No other American president in anyone’s
imagination would instruct the National Park Service to evict veterans
of World War II, many arriving in wheelchairs or moving with unsteady
gait on walkers and walking canes to see the long-awaited memorial to
the celebration and sacrifice of their unselfish generation.
The veterans had run afoul of the instructions to the Park Service rangers to “make life as difficult for people as we can.”
Then,
only days later, thousands of illegal aliens were invited to rally for
privilege and amnesty on the very soil where the veterans, American
citizens all, were forcibly told they were not welcome.
Presidents
of all stripes usually think they’re special and should be treated that
way. But no president before him has guarded his privacy like President
Obama.
He
constructed his personal history with a ghost-written autobiography and
refused to answer questions. He let speculation about his birthplace
fester for months, stretching into years, before producing the evidence
that put the questions to rest.
This raised no questions from the intellectual class. Why would he have done that?
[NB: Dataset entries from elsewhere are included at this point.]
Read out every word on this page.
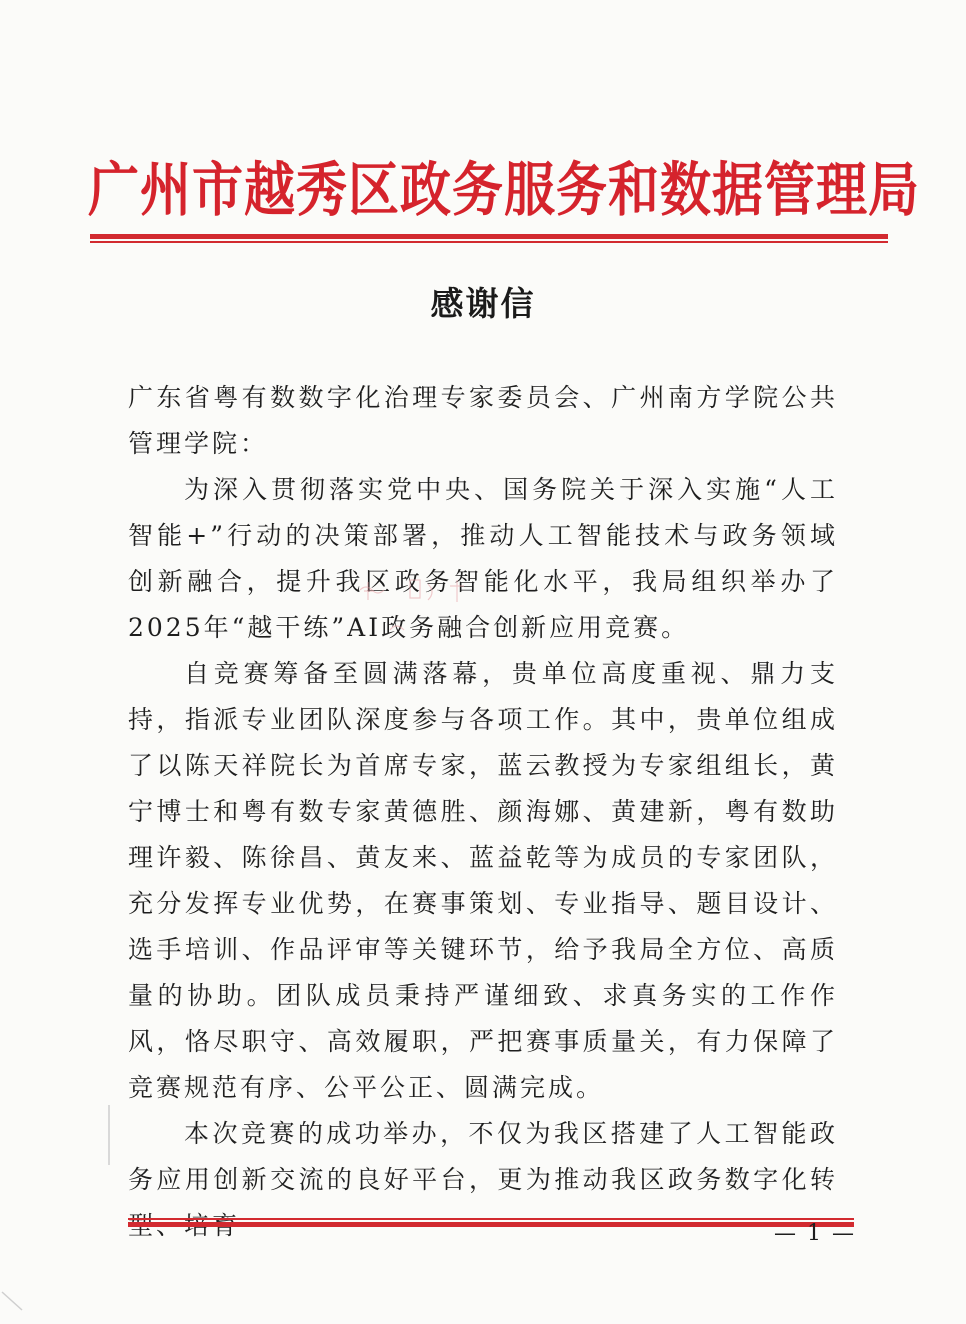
广州市越秀区政务服务和数据管理局
感谢信

广东省粤有数数字化治理专家委员会、广州南方学院公共管理学院：

为深入贯彻落实党中央、国务院关于深入实施“人工智能+”行动的决策部署，推动人工智能技术与政务领域创新融合，提升我区政务智能化水平，我局组织举办了2025年“越干练”AI政务融合创新应用竞赛。

自竞赛筹备至圆满落幕，贵单位高度重视、鼎力支持，指派专业团队深度参与各项工作。其中，贵单位组成了以陈天祥院长为首席专家，蓝云教授为专家组组长，黄宁博士和粤有数专家黄德胜、颜海娜、黄建新，粤有数助理许毅、陈徐昌、黄友来、蓝益乾等为成员的专家团队，充分发挥专业优势，在赛事策划、专业指导、题目设计、选手培训、作品评审等关键环节，给予我局全方位、高质量的协助。团队成员秉持严谨细致、求真务实的工作作风，恪尽职守、高效履职，严把赛事质量关，有力保障了竞赛规范有序、公平公正、圆满完成。

本次竞赛的成功举办，不仅为我区搭建了人工智能政务应用创新交流的良好平台，更为推动我区政务数字化转

— 1 —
Inquiring minds didn’t want to know. Mr. Obama’s obsessive protection of personal privacy, however, does not extend to everyone else.
The
government eavesdropping on telephone calls, the collection of Internet
correspondence, the probing into everyone’s underwear at the airport is
OK.
The private man in the White House says so.
So, too,
the intimate and intrusive questions asked by the health care schemers,
backed by the weight and authority of the Internal Revenue Service.
Inquiring intellectual minds don’t want to know about that, either.
Fortunately
for all of us, the working-class stiffs, often untutored and even crude
in their impolite and impolitic curiosity, continue to “glom” onto the
holes in the story of how he would be “the uniting president” of “hope
and change.”
His approval ratings have dropped into the 30 percent range. Obamacare now frightens most of us.
The fraud and misrepresentation recognized years ago by Joe Sixpack and his buddies is writ so large now that even an egghead can see it.
Wesley Pruden is editor emeritus of The Washington Times.